Ancak ben, bu ruh durumundan asla yararlanamıyor, evin yolunu tutmaktan başka bir şey yapamıyorum: çünkü elim yüzüm pis, giysim leke ve toz içinde; başımda çalışırken giydiğim bant, ayağımda sandık çivileriyle dört bir yanı çizilmiş botlar. Dalgalar üzerinde yürüyorum sanki.
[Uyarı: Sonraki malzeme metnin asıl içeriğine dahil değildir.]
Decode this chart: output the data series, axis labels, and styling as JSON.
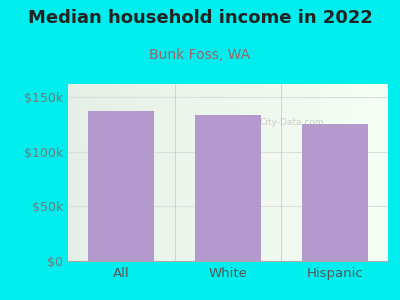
{
  "title": "Median household income in 2022",
  "subtitle": "Bunk Foss, WA",
  "categories": [
    "All",
    "White",
    "Hispanic"
  ],
  "values": [
    137000,
    134000,
    125000
  ],
  "bar_color": "#b399cc",
  "background_color": "#00EEEE",
  "title_color": "#222222",
  "subtitle_color": "#996666",
  "title_fontsize": 13,
  "subtitle_fontsize": 10,
  "tick_color": "#777777",
  "label_color": "#555555",
  "yticks": [
    0,
    50000,
    100000,
    150000
  ],
  "ytick_labels": [
    "$0",
    "$50k",
    "$100k",
    "$150k"
  ],
  "ylim": [
    0,
    162000
  ],
  "watermark": "City-Data.com",
  "grid_color": "#dddddd",
  "plot_bg_colors": [
    "#e8f5e0",
    "#f8fff8",
    "#f0f8e8"
  ]
}
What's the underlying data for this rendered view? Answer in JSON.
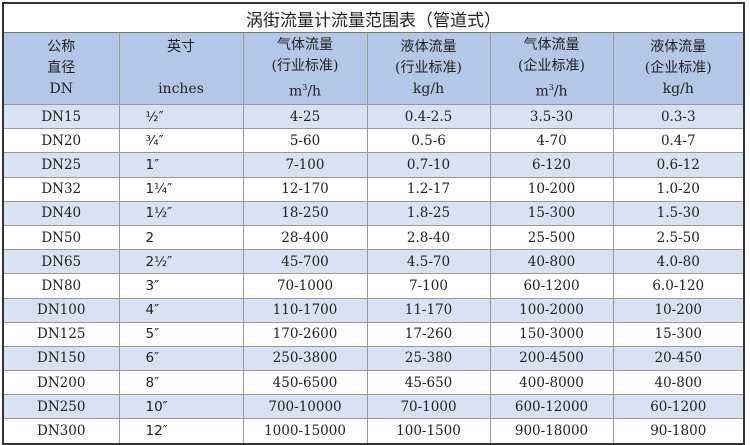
{
  "title": "涡街流量计流量范围表（管道式）",
  "headers": [
    {
      "line1": "公称",
      "line2": "直径",
      "line3": "DN"
    },
    {
      "line1": "英寸",
      "line2": "inches"
    },
    {
      "line1": "气体流量",
      "line2": "(行业标准)",
      "unit_base": "m",
      "unit_sup": "3",
      "unit_rest": "/h"
    },
    {
      "line1": "液体流量",
      "line2": "(行业标准)",
      "unit": "kg/h"
    },
    {
      "line1": "气体流量",
      "line2": "(企业标准)",
      "unit_base": "m",
      "unit_sup": "3",
      "unit_rest": "/h"
    },
    {
      "line1": "液体流量",
      "line2": "(企业标准)",
      "unit": "kg/h"
    }
  ],
  "rows": [
    [
      "DN15",
      "½″",
      "4-25",
      "0.4-2.5",
      "3.5-30",
      "0.3-3"
    ],
    [
      "DN20",
      "¾″",
      "5-60",
      "0.5-6",
      "4-70",
      "0.4-7"
    ],
    [
      "DN25",
      "1″",
      "7-100",
      "0.7-10",
      "6-120",
      "0.6-12"
    ],
    [
      "DN32",
      "1¼″",
      "12-170",
      "1.2-17",
      "10-200",
      "1.0-20"
    ],
    [
      "DN40",
      "1½″",
      "18-250",
      "1.8-25",
      "15-300",
      "1.5-30"
    ],
    [
      "DN50",
      "2",
      "28-400",
      "2.8-40",
      "25-500",
      "2.5-50"
    ],
    [
      "DN65",
      "2½″",
      "45-700",
      "4.5-70",
      "40-800",
      "4.0-80"
    ],
    [
      "DN80",
      "3″",
      "70-1000",
      "7-100",
      "60-1200",
      "6.0-120"
    ],
    [
      "DN100",
      "4″",
      "110-1700",
      "11-170",
      "100-2000",
      "10-200"
    ],
    [
      "DN125",
      "5″",
      "170-2600",
      "17-260",
      "150-3000",
      "15-300"
    ],
    [
      "DN150",
      "6″",
      "250-3800",
      "25-380",
      "200-4500",
      "20-450"
    ],
    [
      "DN200",
      "8″",
      "450-6500",
      "45-650",
      "400-8000",
      "40-800"
    ],
    [
      "DN250",
      "10″",
      "700-10000",
      "70-1000",
      "600-12000",
      "60-1200"
    ],
    [
      "DN300",
      "12″",
      "1000-15000",
      "100-1500",
      "900-18000",
      "90-1800"
    ]
  ],
  "colors": {
    "header_bg": "#b4c7e7",
    "stripe_bg": "#d9e2f3"
  }
}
Asansör kapısını açıp içeri giriyorum. Yalnızlığım asansör kapısında başlar. Ellerimi dizlerime dayayıp dar ve uzun aynaya bakıyorum. Asansör çalışmaya koyulunca şöyle söylerim kendime: "Susun! Çekilin geri! Ağaçların gölgesine, vitrinlerin kumaş dekorlarının arkasına, çardakların içine mi ulaşmak niyetiniz?"